As of Oct. 1, law officers in Nevada may stop and warn motorists who are texting or using handheld cell phones. The ticketing starts Jan. 1, 2012. Fines will be $50, then $100 and then $250.
Nevada banned handheld cell phone use and text messaging for all drivers. Enforcement is primary, meaning drivers can be stopped and cited for that reason alone. Nevada was the 34th state to ban texting while driving.
The measure, SB 140, has was approved by Gov. Brian Sandoval, who made it clear that he would support a statewide ban on text messaging while driving. The Assembly’s final vote came May 30 and the Senate signed off June 4.
Sen. Shirley Breeden was the bill’s author. Her texting bill of 2010 failed to get out of committee, but, undaunted, she added handheld cell phones to 2011 plan. “We’re going to go for the whole enchilada,” she said as the legislative year began.
The Senate watered down Breeden’s texting & talking ban on April 26, lowering fines to match the Assembly’s version in order to get a distracted driving bill through.
SB 140: Would outlaw text messaging and using handheld cell phones while driving in Nevada. Would prevent cities and counties from creating similar laws. Original bill’s fines: $250 (first offense), then $500, then $1,000 plus license suspension of six months. Fines doubled in highway work zones. Warnings until Jan. 1, 2012. Amended and approved by the Senate Transportation Committee on March 17. Amendments approved by voice vote in Senate on April 22. Amended bill’s fines: $50/$100/$250. No license suspensions. Approved by the Senate in a 12-9 vote on April 26. OK’d by the Assembly in a 24-7 vote on May 30. The Senate’s final approval (a voice vote) came June 4 and the measure was sent to the governor. If signed, which is expected, the new Nevada distracted driving law kicks in July 1 with warnings issued until the new year. (Breeden)
AB 151: Would ban text messaging and use of handheld cell phones while driving in Nevada. Fines: $50 (first offense), $100 (second) and $250 (third). If a death or “substantial body harm” results from violation, prison term of 1-6 years with fines of $2,000-$5,000. Would end local traffic regulation of texting and cell phones. Warnings until Dec. 31, 2011. Amended (to add handheld cell phones to original bill’s texting ban) and approved by the Assembly Committee on Transportation in a 12-3 vote on March 29. Latest legislative action: Rereferred to Committee on Ways and Means on April 19. See SB 140, above. (Atkinson)
Senate Bill 76: Seeks to ban text messaging and use of handheld cell phones. Hands-free accessories OK for cell phones. GPS allowed. Also targets Internet use and any “non-verbal” communication. Dead as of April 16. (Public Safety Dept. via Senate Transporation Committee)
SB 145: Would prohibit drivers under the age of 18 from texting and using cell phones. Penalties to be determined by juvenile court, which would be directed to treat violations in school zones more seriously. Dead as of April 16. (Manendo)

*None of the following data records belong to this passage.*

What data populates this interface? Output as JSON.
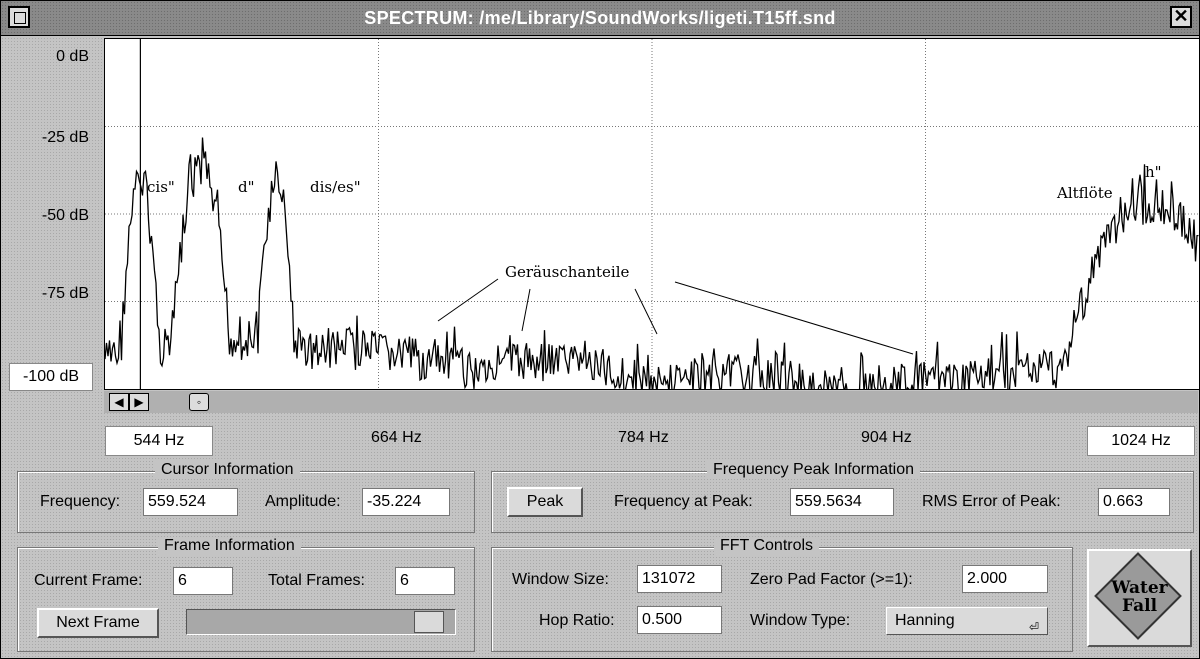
{
  "window": {
    "title": "SPECTRUM:  /me/Library/SoundWorks/ligeti.T15ff.snd",
    "close_glyph": "✕"
  },
  "y_axis": {
    "labels": [
      "0 dB",
      "-25 dB",
      "-50 dB",
      "-75 dB"
    ],
    "bottom_label": "-100 dB"
  },
  "x_axis": {
    "left_label": "544 Hz",
    "labels": [
      "664 Hz",
      "784 Hz",
      "904 Hz"
    ],
    "right_label": "1024 Hz"
  },
  "annotations": {
    "cis": "cis\"",
    "d": "d\"",
    "dis": "dis/es\"",
    "noise": "Geräuschanteile",
    "altfloete": "Altflöte",
    "h": "h\""
  },
  "scroll": {
    "left_glyph": "◀",
    "right_glyph": "▶",
    "extra_glyph": "◦"
  },
  "cursor_info": {
    "title": "Cursor Information",
    "frequency_label": "Frequency:",
    "frequency_value": "559.524",
    "amplitude_label": "Amplitude:",
    "amplitude_value": "-35.224"
  },
  "peak_info": {
    "title": "Frequency Peak Information",
    "peak_button": "Peak",
    "freq_label": "Frequency at Peak:",
    "freq_value": "559.5634",
    "rms_label": "RMS Error of Peak:",
    "rms_value": "0.663"
  },
  "frame_info": {
    "title": "Frame Information",
    "current_label": "Current Frame:",
    "current_value": "6",
    "total_label": "Total Frames:",
    "total_value": "6",
    "next_button": "Next Frame",
    "slider_position": 1.0
  },
  "fft": {
    "title": "FFT Controls",
    "window_size_label": "Window Size:",
    "window_size_value": "131072",
    "zero_pad_label": "Zero Pad Factor (>=1):",
    "zero_pad_value": "2.000",
    "hop_label": "Hop Ratio:",
    "hop_value": "0.500",
    "window_type_label": "Window Type:",
    "window_type_value": "Hanning",
    "window_type_arrow": "⏎"
  },
  "waterfall": {
    "line1": "Water",
    "line2": "Fall"
  },
  "chart_data": {
    "type": "line",
    "x_range_hz": [
      544,
      1024
    ],
    "y_range_db": [
      -100,
      0
    ],
    "grid": true,
    "cursor_hz": 559.524,
    "peaks": [
      {
        "hz": 559.5,
        "db": -35
      },
      {
        "hz": 586,
        "db": -32
      },
      {
        "hz": 619,
        "db": -37
      },
      {
        "hz": 1003,
        "db": -41
      }
    ]
  }
}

AB 173: Would prohibit texting and the use of handheld cell phones by all Nevada drivers. If a death or “substantial body harm” results from violation, prison term of 1-6 years with fines of $2,000-$5,000. Dead as of April 16. (Munford)
Distracted driving notes:
Last year, Sen. Shirley Breeden, D-Henderson, saw her no-texting bill die in committee. This year she succeeded in getting a measure through the legislative — as the new chairman of the Senate Transportation Committee. The bill was sent to the governor June 4. SB 140 would prohibit drivers from both text messaging and use of handheld cell phones.
“We’re going to go for the whole enchilada in this thing,” Breeden said of the addition of cell phones to the 2011 legislation.